Puranic encyclopaedia

by Vettam Mani | 1975 | 609,556 words | ISBN-10: 0842608222

This page describes the Story of Atharva included the Puranic encyclopaedia by Vettam Mani that was translated into English in 1975. The Puranas have for centuries profoundly influenced Indian life and Culture and are defined by their characteristic features (panca-lakshana, literally, ‘the five characteristics of a Purana’).

Story of Atharva

Among the Vedas, this has the fourth place. It comprises different kinds of incantations of occult powers for the destruction of enemies. Atharvan the son of Vasiṣṭha was the author of this Veda. In Chapter 6 of the third section of Viṣṇu Purāṇa the following reference is made to Atharvaveda: "Sumantu Maharṣi who was of infinite glory, first taught this Atharvaveda to his disciple Kabandha. (Sumantu Maharṣi was the son of Jaimini, who was the disciple of Vedavyāsa). Kabandha divided Atharvaveda into two parts and communicated them to two Maharṣis named Devadarśa and Pathya. Devadarśa’s disciples were: Medhā, Brahmabali, Śautkāyani and Pippalāda. Pathya had three disciples named Jābāli, Kumudādi and Śaunaka. They also made Atharvaveda compilations. Śaunaka divided his compilation into two and gave one part to Babhru and the other to Saindhava. Muñjikeśa learnt it from Saindhava and divided the compilation first into two and later into three parts. The five divisions of the Atharvaveda—Nakṣatrakalpa, Vedakalpa, Saṃhitākalpa, Āṅgirasakalpa and Śāntikalpa, were made by Muñjikeśa. Nakṣatrakalpa contains Brahma’s works: Saṃhitākalpa contains Mantra Vidhi; Āngirasakalpa contains ābhicāra and Śāntikalpa contains taming of horses, elephants etc.

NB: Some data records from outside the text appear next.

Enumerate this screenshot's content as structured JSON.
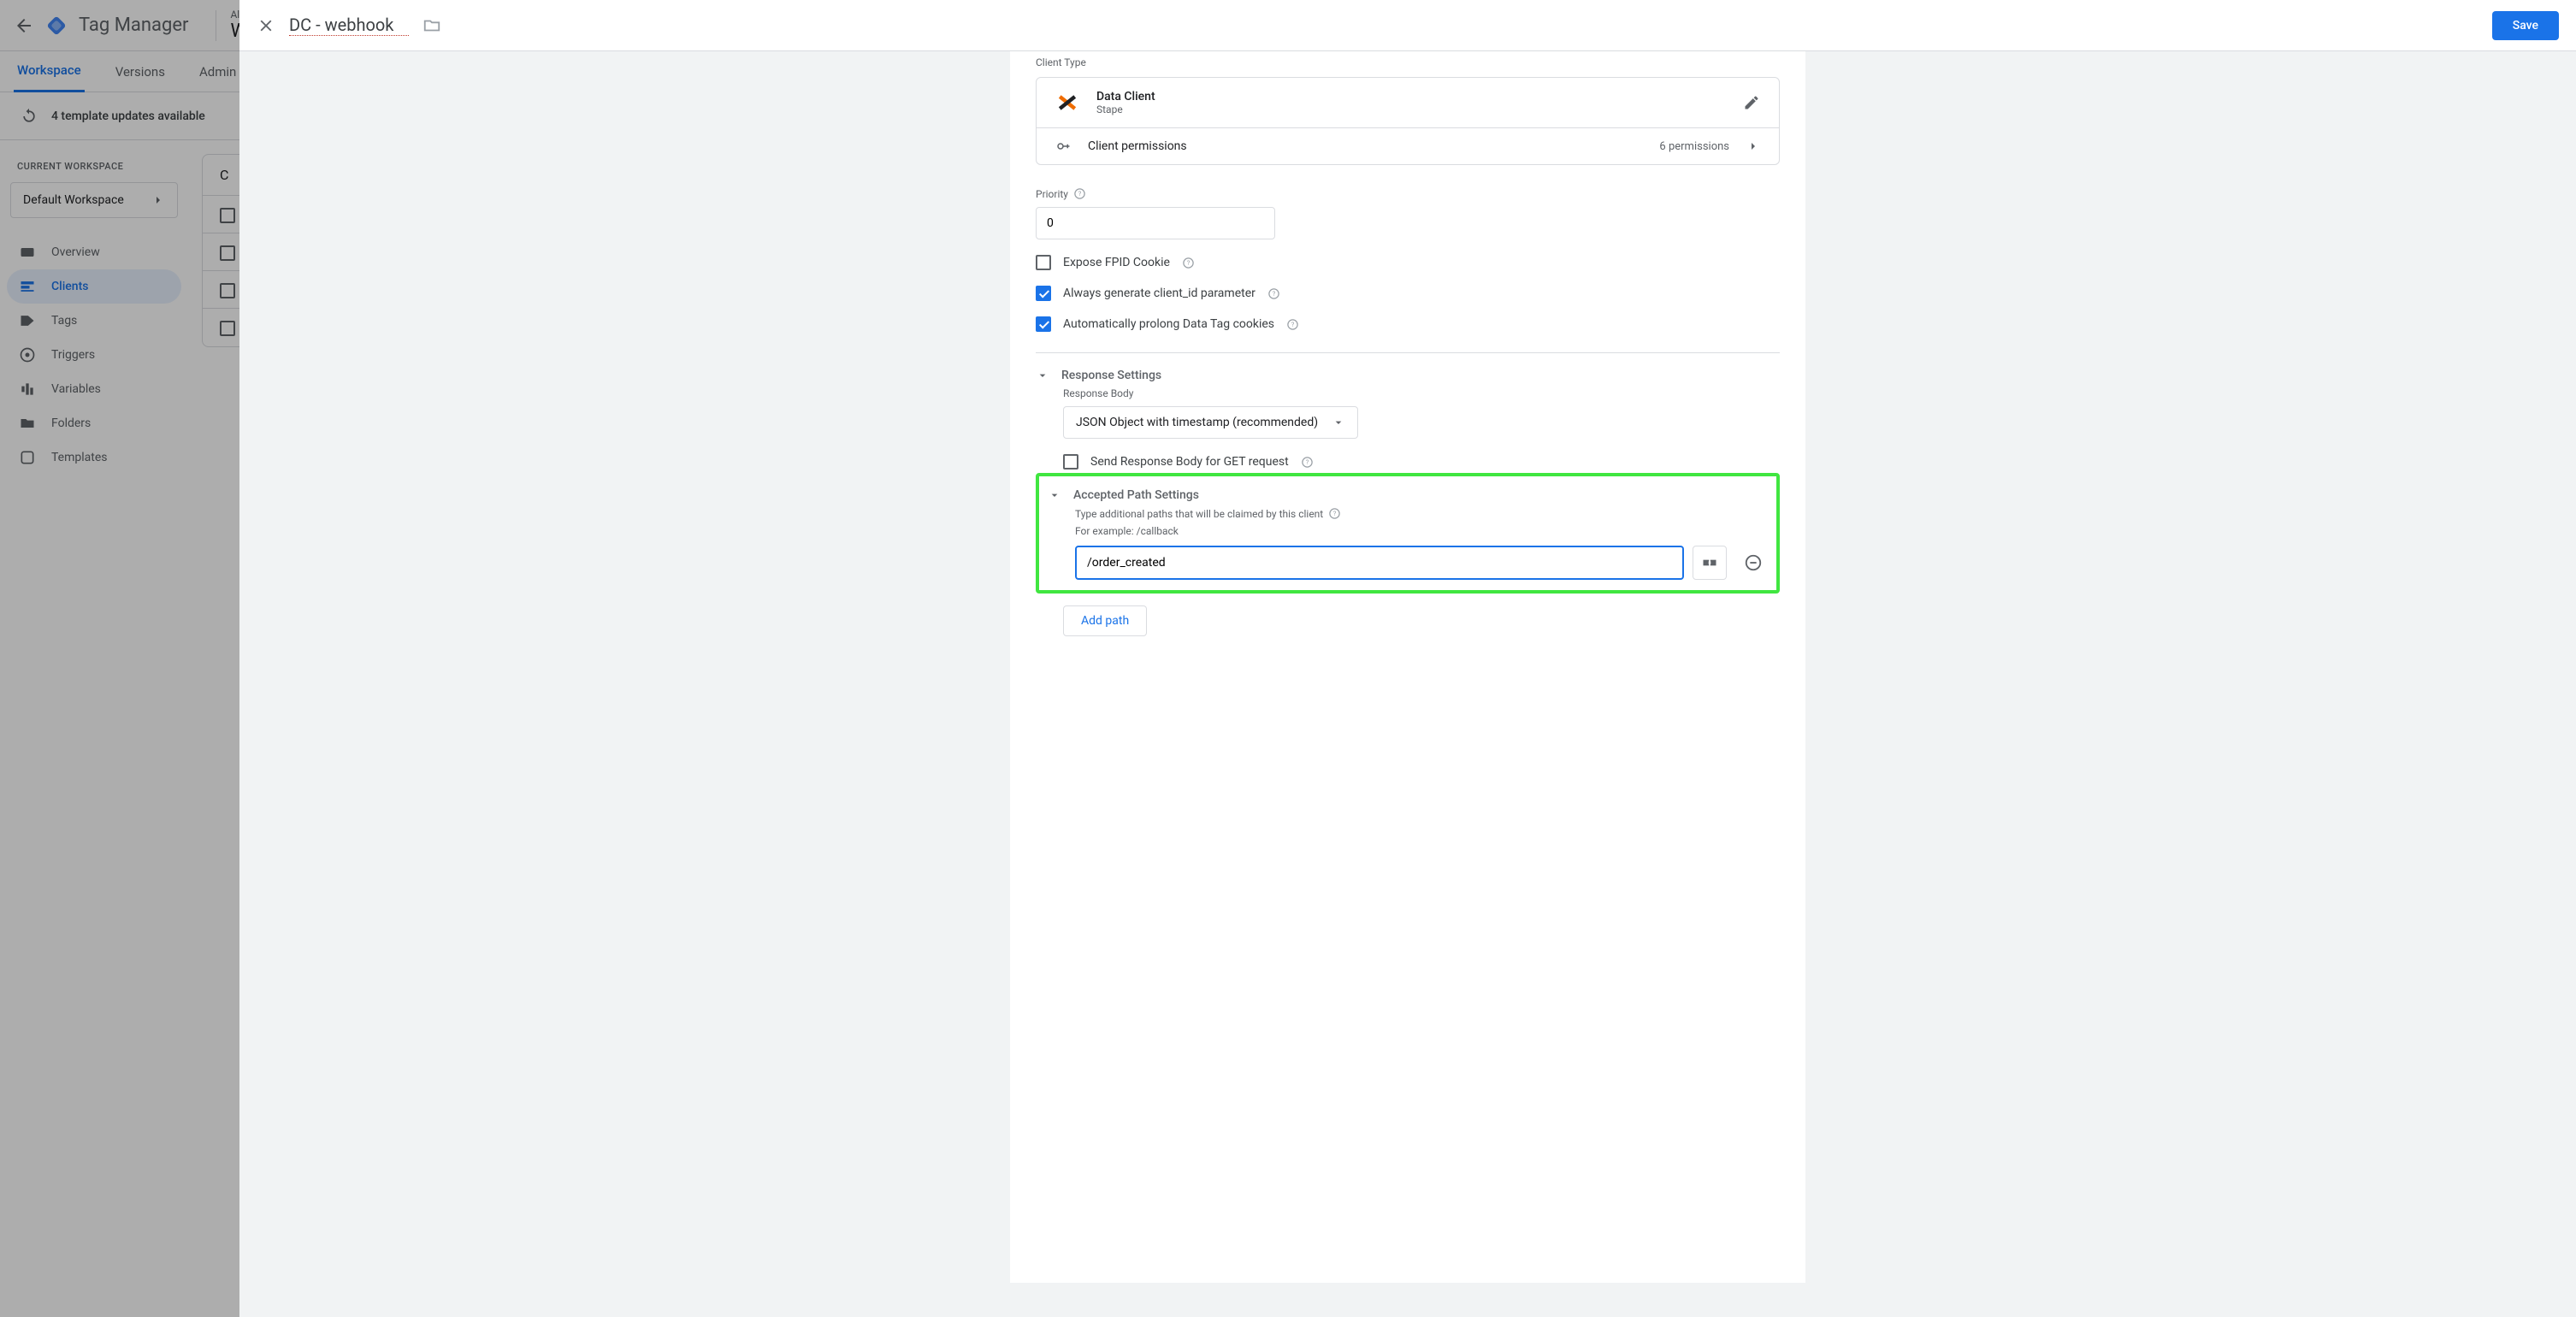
{
  "header": {
    "app_title": "Tag Manager",
    "accounts_label": "All a",
    "workspace_big": "W"
  },
  "tabs": {
    "workspace": "Workspace",
    "versions": "Versions",
    "admin": "Admin"
  },
  "banner": {
    "updates": "4 template updates available"
  },
  "sidebar": {
    "ws_heading": "CURRENT WORKSPACE",
    "ws_name": "Default Workspace",
    "items": [
      {
        "label": "Overview",
        "icon": "overview-icon"
      },
      {
        "label": "Clients",
        "icon": "clients-icon",
        "active": true
      },
      {
        "label": "Tags",
        "icon": "tags-icon"
      },
      {
        "label": "Triggers",
        "icon": "triggers-icon"
      },
      {
        "label": "Variables",
        "icon": "variables-icon"
      },
      {
        "label": "Folders",
        "icon": "folders-icon"
      },
      {
        "label": "Templates",
        "icon": "templates-icon"
      }
    ]
  },
  "list": {
    "title": "C"
  },
  "modal": {
    "title": "DC - webhook",
    "save": "Save",
    "client_type_label": "Client Type",
    "client": {
      "name": "Data Client",
      "provider": "Stape",
      "permissions_label": "Client permissions",
      "permissions_count": "6 permissions"
    },
    "priority": {
      "label": "Priority",
      "value": "0"
    },
    "checks": {
      "expose_fpid": "Expose FPID Cookie",
      "always_client_id": "Always generate client_id parameter",
      "auto_prolong": "Automatically prolong Data Tag cookies"
    },
    "response": {
      "title": "Response Settings",
      "body_label": "Response Body",
      "body_value": "JSON Object with timestamp (recommended)",
      "send_get": "Send Response Body for GET request"
    },
    "paths": {
      "title": "Accepted Path Settings",
      "hint": "Type additional paths that will be claimed by this client",
      "example": "For example: /callback",
      "value": "/order_created",
      "add_label": "Add path"
    }
  }
}
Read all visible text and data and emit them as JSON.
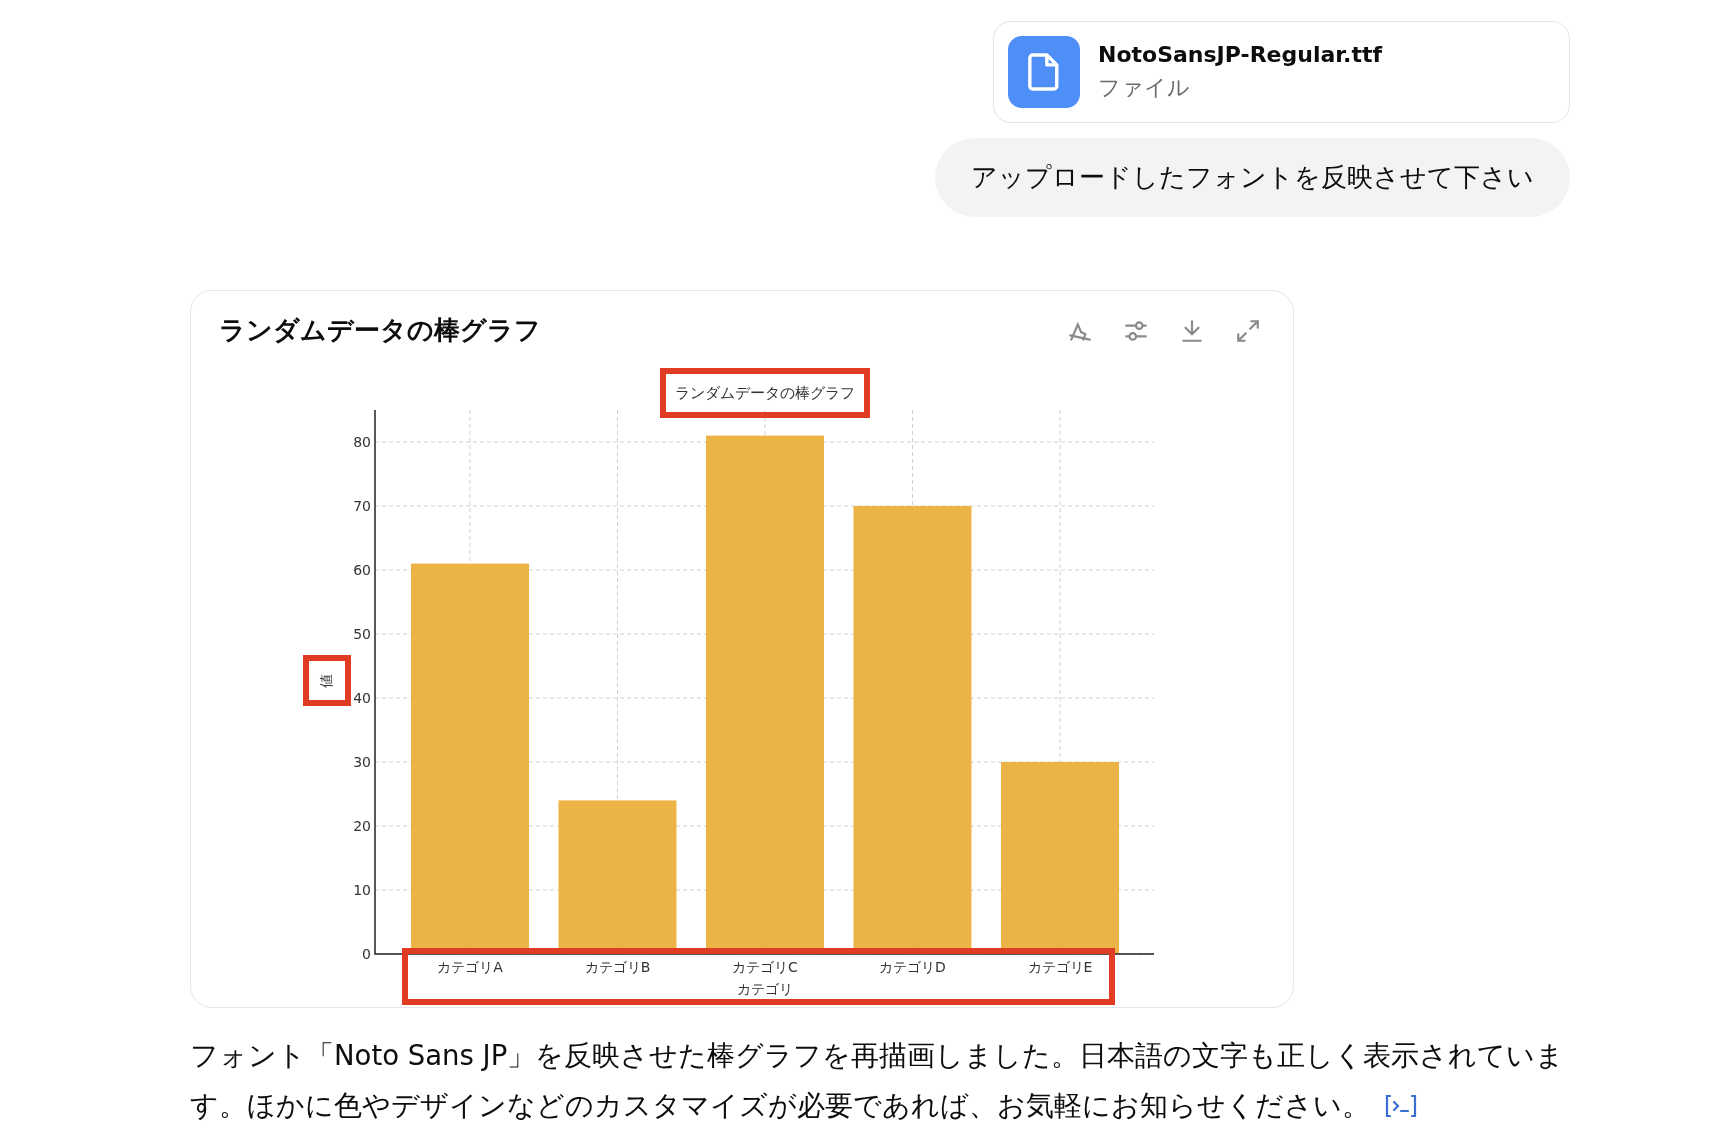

The mantras (incantations) in Atharvaveda and their uses are given below:—



1. Suparṇastava Getting rid of serpents and snakepoison (Sarpa-bādhā-nivāraṇam).

2. Indreṇadatta Fulfilment of all desires (Sarvakāma-siddhi).

3. Imā Devī Attainment of peace (Sarvaśānti-karma).

5. Yamasyālokāt Prevention of bad dreams (Duḥ svapna-śamana).

6. Indraścandraśca pañcavaṇija Prosperity in commerce and business (Vāṇijya-lābha).

7. Kāmojevāji Enjoyment of women (Strīsaubhāgyam).

8. Tubhyamevajavīma Equal to thousand sacrifices (Ayuta-homa-tulyam).

9. Agnegobhinna Strengthening of the intellect (Buddhi-vṛddhi).

10. Dhṛuvaṃdhṛuveṇa Attainment of posts of honour (Sthāna-lābha)

11. Alaktajīva- Profit from agriculture (Kṛṣilābha).

12. Ahan te bhagna Prosperity in general.

13. Ye me pāśā Freedom from imprisonment (bandhana-vimukti).

14. Śapatvaha Destruction of enemies (Śatrunāśam).

15. Tvamuttama Enhancement of fame (yaśovṛddhi).

16. Yathāmṛgavati Enjoyment of women (Strī saubhāgyam).

17. Yenapehadiśa Birth of children (Grabha-lābha).

18. Ayante yoniḥ Getting sons (Putra-lābha).

19. Śivaśivābhiḥ Prosperity in general (Saubhāgyavṛddhi).

20. Bṛhaspatirnaḥ pari pātu Blessings (Mārga-maṅgala).

21. Muñcāvitva Warding off death (Mṛtyunivāraṇa).

When these mantras are chanted several oblations are made to the sacrificial fire. Substances like Camatā, ghee, rice, milk are thrown into the fire as offerings. (Agni Purāṇa, Chapter 262).